Trusting Public WiFi
Unfortunately, being away from home often means relying on public WiFi in order to get online. Although these networks are becoming increasingly popular and easy to find, they also bring with them a significant risk that most holidaymakers don’t consider. As they are open networks, any information you input while connected—including bank details and important passwords—can be easily intercepted by anyone else who is using it at the same time. Because of this, malicious hackers use these hotspots as a catalyst to collect information to use for monetary gain, identity theft and even fraud.
Falling for Rogue Hotspots
This has become such a well-known phenomenon worldwide that many criminals have set up specific rogue hotspots in order to trick unsuspecting travelers and intercept their information without them even knowing. These hotspots usually mimic the name of well-known WiFi providers—such as Starbucks or McDonalds—so it’s easy to connect by accident. Once you have, all the data and traffic you share will automatically be collected without you even realizing it’s happening. Try to stick to trusted networks, and ask staff for the specific WiFi details instead of just making an assumption.
Using Auto Connect
This handy feature on most devices means that you automatically switch between WiFi and data usage. While this results in never having to deal with breaks in your internet access, it also means you’re much more likely to end up connecting to a suspicious network. There are so many coffee shops, public transport stations and museums that offer free hotspots, so every time you go sightseeing, you could be connecting to several without even realizing. Turning this feature off is simple and means you can be more stringent about the networks you’re choosing to access, so there’s not reason not to disable it and protect yourself.
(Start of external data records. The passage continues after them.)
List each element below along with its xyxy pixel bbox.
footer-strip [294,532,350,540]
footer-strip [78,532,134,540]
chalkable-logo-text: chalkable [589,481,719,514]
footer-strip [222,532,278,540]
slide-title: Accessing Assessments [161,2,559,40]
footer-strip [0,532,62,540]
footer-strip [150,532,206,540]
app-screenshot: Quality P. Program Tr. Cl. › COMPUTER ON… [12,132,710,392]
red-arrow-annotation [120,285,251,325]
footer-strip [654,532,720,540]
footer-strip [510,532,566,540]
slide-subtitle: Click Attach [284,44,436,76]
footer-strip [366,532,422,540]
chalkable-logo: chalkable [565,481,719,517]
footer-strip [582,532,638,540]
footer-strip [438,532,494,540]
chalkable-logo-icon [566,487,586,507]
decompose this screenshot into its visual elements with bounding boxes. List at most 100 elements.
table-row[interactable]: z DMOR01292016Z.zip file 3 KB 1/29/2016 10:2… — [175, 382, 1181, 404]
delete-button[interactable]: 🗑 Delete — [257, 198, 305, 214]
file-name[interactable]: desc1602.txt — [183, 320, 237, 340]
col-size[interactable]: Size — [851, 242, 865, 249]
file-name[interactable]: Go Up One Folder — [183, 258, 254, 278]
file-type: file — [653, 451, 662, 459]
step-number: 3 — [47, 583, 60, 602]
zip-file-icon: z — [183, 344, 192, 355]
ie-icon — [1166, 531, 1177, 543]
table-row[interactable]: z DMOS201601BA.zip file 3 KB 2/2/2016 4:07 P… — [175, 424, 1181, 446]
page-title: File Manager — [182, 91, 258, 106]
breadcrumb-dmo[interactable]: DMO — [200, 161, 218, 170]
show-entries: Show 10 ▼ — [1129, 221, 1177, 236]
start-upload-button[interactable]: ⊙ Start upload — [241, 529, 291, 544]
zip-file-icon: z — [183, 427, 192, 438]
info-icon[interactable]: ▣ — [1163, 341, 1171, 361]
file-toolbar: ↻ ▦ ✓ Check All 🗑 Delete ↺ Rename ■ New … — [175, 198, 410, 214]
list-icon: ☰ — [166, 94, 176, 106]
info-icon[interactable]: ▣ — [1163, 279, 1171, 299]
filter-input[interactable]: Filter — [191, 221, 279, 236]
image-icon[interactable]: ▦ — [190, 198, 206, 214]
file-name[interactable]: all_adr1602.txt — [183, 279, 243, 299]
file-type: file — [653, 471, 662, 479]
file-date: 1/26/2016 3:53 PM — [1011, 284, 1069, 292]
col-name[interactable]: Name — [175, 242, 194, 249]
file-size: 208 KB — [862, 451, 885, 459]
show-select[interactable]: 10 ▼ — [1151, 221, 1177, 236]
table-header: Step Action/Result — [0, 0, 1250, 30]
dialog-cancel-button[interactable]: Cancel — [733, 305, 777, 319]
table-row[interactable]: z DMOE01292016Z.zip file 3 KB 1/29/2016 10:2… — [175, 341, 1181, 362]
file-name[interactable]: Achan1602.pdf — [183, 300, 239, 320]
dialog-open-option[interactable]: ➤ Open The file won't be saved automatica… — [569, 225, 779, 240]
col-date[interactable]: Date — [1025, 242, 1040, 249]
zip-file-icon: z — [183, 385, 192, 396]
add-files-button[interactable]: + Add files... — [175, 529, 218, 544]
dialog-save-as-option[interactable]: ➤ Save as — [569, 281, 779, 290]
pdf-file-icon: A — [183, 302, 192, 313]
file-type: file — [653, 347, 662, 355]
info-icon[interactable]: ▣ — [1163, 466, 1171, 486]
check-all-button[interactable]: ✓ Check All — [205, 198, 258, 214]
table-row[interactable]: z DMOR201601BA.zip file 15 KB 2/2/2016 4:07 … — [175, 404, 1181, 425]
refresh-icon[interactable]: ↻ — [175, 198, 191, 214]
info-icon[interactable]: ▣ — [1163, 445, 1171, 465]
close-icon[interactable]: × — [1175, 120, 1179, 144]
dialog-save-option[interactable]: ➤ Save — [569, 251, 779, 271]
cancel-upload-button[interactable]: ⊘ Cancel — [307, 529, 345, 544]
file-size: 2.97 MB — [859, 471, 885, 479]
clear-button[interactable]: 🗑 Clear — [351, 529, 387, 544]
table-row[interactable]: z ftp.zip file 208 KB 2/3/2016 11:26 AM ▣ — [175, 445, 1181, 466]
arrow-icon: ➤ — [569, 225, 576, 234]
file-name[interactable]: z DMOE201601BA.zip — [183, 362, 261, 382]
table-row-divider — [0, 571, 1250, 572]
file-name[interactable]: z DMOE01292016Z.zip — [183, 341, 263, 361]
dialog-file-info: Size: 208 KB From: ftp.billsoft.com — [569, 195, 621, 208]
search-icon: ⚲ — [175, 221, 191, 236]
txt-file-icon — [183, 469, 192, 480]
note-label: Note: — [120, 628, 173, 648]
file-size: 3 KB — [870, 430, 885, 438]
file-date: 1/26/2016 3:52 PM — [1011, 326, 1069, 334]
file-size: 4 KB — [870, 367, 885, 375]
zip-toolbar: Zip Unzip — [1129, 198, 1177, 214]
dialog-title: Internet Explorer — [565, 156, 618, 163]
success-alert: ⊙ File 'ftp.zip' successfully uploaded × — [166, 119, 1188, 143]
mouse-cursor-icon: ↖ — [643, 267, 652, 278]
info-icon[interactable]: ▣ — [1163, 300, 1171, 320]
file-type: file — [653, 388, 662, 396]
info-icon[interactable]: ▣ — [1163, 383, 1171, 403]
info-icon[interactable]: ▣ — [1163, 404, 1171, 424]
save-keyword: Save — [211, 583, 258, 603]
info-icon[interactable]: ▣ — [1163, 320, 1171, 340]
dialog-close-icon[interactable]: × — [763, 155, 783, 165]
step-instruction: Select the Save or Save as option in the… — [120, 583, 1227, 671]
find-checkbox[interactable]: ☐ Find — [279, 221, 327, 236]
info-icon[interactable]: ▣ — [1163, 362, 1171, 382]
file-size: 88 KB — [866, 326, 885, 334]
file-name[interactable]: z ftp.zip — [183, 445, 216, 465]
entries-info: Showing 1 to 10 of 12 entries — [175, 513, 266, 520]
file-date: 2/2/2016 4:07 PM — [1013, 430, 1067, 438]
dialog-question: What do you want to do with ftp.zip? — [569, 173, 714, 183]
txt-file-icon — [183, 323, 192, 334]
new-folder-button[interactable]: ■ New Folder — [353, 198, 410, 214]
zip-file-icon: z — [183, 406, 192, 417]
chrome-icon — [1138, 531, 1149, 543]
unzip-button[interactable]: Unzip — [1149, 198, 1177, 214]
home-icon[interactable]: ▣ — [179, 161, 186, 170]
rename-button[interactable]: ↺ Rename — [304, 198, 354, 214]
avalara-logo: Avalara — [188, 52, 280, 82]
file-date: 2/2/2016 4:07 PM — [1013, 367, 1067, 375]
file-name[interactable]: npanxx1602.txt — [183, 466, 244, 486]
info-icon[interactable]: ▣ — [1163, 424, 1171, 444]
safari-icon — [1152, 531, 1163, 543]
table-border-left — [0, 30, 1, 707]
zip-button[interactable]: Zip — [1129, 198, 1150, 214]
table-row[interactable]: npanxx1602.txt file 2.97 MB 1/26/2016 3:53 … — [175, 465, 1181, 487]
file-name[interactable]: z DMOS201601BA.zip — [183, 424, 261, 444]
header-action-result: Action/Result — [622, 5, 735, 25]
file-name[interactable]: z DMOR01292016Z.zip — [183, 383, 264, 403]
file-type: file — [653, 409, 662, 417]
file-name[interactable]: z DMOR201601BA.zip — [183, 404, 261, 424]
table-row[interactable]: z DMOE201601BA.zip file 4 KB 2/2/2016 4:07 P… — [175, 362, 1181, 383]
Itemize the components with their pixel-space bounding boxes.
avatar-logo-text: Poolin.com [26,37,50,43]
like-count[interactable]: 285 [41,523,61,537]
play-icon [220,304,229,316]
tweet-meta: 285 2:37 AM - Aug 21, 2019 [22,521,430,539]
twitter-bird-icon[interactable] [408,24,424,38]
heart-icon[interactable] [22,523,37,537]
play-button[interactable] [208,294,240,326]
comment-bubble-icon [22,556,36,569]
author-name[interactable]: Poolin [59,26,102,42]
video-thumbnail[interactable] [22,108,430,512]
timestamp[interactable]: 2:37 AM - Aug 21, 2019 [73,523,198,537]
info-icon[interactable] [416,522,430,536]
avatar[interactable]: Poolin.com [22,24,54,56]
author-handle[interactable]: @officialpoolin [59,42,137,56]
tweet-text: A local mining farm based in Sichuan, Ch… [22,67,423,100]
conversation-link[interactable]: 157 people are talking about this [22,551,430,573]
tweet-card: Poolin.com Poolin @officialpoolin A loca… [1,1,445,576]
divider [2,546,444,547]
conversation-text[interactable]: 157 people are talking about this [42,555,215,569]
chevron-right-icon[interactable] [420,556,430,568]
So many of us are guilty of not optimizing our passwords. We regularly re-use combinations or aim for generic words, phrases and dates that are easy to guess. While this might not matter when our devices are in the safety of our homes, when traveling, it becomes more of an issue. This is because, if you do run into a malicious hacker on an open network and a password does get intercepted, it’s a lot easier for the cybercriminal to gain access to other accounts. What may have been a simple attempt to get into your email could transform into a full-blown attack, and your entire identity could be lifted and used to commit fraud. Ensuring your passwords are complex and unique is an easy way to overcome this threat.
Failing To Protect Yourself
Finally, by far the biggest mistake people can make while traveling is failing to take the necessary precautions to protect themselves. There are loads of incredible software and applications that are built with security in mind, so investing before you set off on your trip is an essential idea. Anti-virus and firewall packages are a great way to keep your device free from problems, and the use of a Virtual Private Network (VPN) is a fantastic tactic to protect yourself on public WiFi. The VPN creates an initial secure connect that encrypts your data so you can browse safely and securely.
While these internet security risks are very real and valid, they should never compromise the enjoyment of your trip. By making yourself aware of the dangers and taking the steps to overcome them, you can focus on the thing that matters most on your vacation: the experience.